Registration Dossier

Administrative data

Description of key information

In a 90-day inhalation study in Fischer 344 rats, animals were exposed to methyl ethyl ketone (MEK) concentrations at 0 (control), 1254 ppm, 2518 ppm, or 5041 ppm for 6 hours/day, 5 days/week for 89 or 90 consecutive days.  This GLP study was equivalent to OECD Test Guideline 413. Although a NOEC was not determined by study authors, based on the data a NOAEC of 5014 ppm can be considered for subchronic inhalation toxicity given that the effects noted in both sexes at 5014 ppm were limited to non specific effects including decreased body weight and increased absolute liver weights and liver to body weight ratios. Supportive studies for MEK were not located.  Dermal and oral studies have not been conducted. 

Key value for chemical safety assessment

Repeated dose toxicity: inhalation - systemic effects

Endpoint conclusion
Dose descriptor:
NOAEC
14 871 mg/m³

Additional information

In a whole body 90-day inhalation study in Fischer 344 rats, animals were exposed to methyl ethyl ketone at concentrations of 0 (control), 1254 ppm, 2518 ppm, or 5041 ppm for 6 hours/day, 5 days/week for 89 or 90 consecutive days (Cavender, 1981). This GLP study was equivalent to OECD Test Guideline 413. No mortalities were observed during the study. Clinical signs noted (including irritation, swelling, ear tag crustiness, and/or crusty eye in control and treated animals) were not related to the administration of the test article. High-dose (5041 ppm) male and female body weights were transiently depressed starting at week one, while the low-dose male and mid-dose male and female body weights were elevated as the study progressed. There were no test article related changes in ophthalmoscopy and urinalysis. The mean corpuscular hemoglobin (in high-dose males and females) and mean corpuscular haemoglobin concentration (in high-dose females only) were increased compared to controls. The increase in haemoglobin corresponded to a slight (but not significant) decreased in the number of red blood cells. The serum glutamic-pyruvic transaminase (SGPT) activity in the 2500-ppm female rats was elevated while the 5000-ppm female rats exhibited significantly decreased SGPT activity. Potassium levels in high-dose (5041 ppm) females were statistically higher than control values. In high-dose (5041 ppm) male rats, liver weights, liver/body weight ratio, liver/brain weight ratio and kidney/body weight ratios were significantly elevated. In female rats, a significant dose response was observed in increased liver weight. In high-dose (5041 ppm) female rats, the liver/body weight ratio, liver/brain ratio, and kidney/brain weight ratios were significantly elevated while the brain/body weight ratio was significantly depressed. Liver pathology showed no lesions. Significantly depressed spleen and brain weights were also observed. Only minor macroscopic lesions were observed and none were attributed to test article administration. Any neoplastic lesions observed were not related to test article administration. No changes in neurological function were observed. 

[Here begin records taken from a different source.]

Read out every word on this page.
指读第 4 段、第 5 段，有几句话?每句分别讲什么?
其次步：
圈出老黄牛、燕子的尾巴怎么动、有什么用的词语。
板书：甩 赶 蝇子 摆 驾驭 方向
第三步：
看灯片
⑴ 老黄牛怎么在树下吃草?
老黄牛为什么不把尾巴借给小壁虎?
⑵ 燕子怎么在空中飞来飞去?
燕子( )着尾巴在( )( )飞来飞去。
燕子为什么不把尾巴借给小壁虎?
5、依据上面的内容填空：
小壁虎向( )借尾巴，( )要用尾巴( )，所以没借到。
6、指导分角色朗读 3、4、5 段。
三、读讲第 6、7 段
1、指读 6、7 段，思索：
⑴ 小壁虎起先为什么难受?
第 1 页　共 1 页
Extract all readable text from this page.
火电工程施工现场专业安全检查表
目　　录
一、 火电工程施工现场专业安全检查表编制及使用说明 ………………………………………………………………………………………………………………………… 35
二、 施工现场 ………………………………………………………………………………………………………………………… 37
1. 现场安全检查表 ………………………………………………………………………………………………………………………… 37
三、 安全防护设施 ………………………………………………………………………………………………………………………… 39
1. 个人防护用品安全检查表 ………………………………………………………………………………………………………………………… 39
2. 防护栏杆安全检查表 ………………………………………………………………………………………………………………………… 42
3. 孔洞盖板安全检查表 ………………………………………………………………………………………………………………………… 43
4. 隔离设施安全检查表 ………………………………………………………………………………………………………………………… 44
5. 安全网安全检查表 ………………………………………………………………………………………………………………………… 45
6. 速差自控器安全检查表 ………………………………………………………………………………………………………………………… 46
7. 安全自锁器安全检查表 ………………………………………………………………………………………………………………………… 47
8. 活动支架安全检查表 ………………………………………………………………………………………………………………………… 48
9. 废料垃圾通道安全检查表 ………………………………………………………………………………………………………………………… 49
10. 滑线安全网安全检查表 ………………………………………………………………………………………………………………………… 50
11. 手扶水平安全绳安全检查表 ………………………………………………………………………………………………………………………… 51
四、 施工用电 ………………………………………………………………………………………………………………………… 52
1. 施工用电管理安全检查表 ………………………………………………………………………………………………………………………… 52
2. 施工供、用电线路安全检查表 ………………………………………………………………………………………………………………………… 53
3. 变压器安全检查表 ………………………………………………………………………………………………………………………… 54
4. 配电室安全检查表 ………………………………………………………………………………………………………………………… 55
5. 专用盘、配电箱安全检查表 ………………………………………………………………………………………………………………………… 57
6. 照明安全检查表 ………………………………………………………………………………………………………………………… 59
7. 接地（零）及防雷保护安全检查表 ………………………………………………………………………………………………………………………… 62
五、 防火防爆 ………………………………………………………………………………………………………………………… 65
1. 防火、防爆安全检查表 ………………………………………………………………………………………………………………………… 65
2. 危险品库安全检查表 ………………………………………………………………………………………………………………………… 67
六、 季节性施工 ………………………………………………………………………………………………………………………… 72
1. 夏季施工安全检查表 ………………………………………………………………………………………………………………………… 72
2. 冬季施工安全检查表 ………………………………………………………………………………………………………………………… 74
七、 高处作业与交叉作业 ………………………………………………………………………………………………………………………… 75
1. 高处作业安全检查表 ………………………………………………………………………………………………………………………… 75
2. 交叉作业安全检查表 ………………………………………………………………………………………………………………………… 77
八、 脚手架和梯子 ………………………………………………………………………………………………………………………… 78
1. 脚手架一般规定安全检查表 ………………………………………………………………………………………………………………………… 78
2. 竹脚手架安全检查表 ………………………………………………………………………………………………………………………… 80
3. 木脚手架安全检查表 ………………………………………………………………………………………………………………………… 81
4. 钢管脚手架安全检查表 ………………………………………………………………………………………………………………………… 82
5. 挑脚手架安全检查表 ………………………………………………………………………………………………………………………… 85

Although a NOEC was not determined by study authors, based on the data a NOAEC of 5014 ppm can be considered for subchronic inhalation toxicity given that the effects noted in both sexes at 5014 ppm were limited to non specific effects including decreased body weight and increased absolute liver weights and liver to body weight ratios.

Based on the same data SIAR concludes that the NOAEL is 5000 ppm.

Justification for classification or non-classification

The substance does not meet the criteria for classification and labelling for this endpoint, as set out in Regulation (EC) NO. 1272/2008.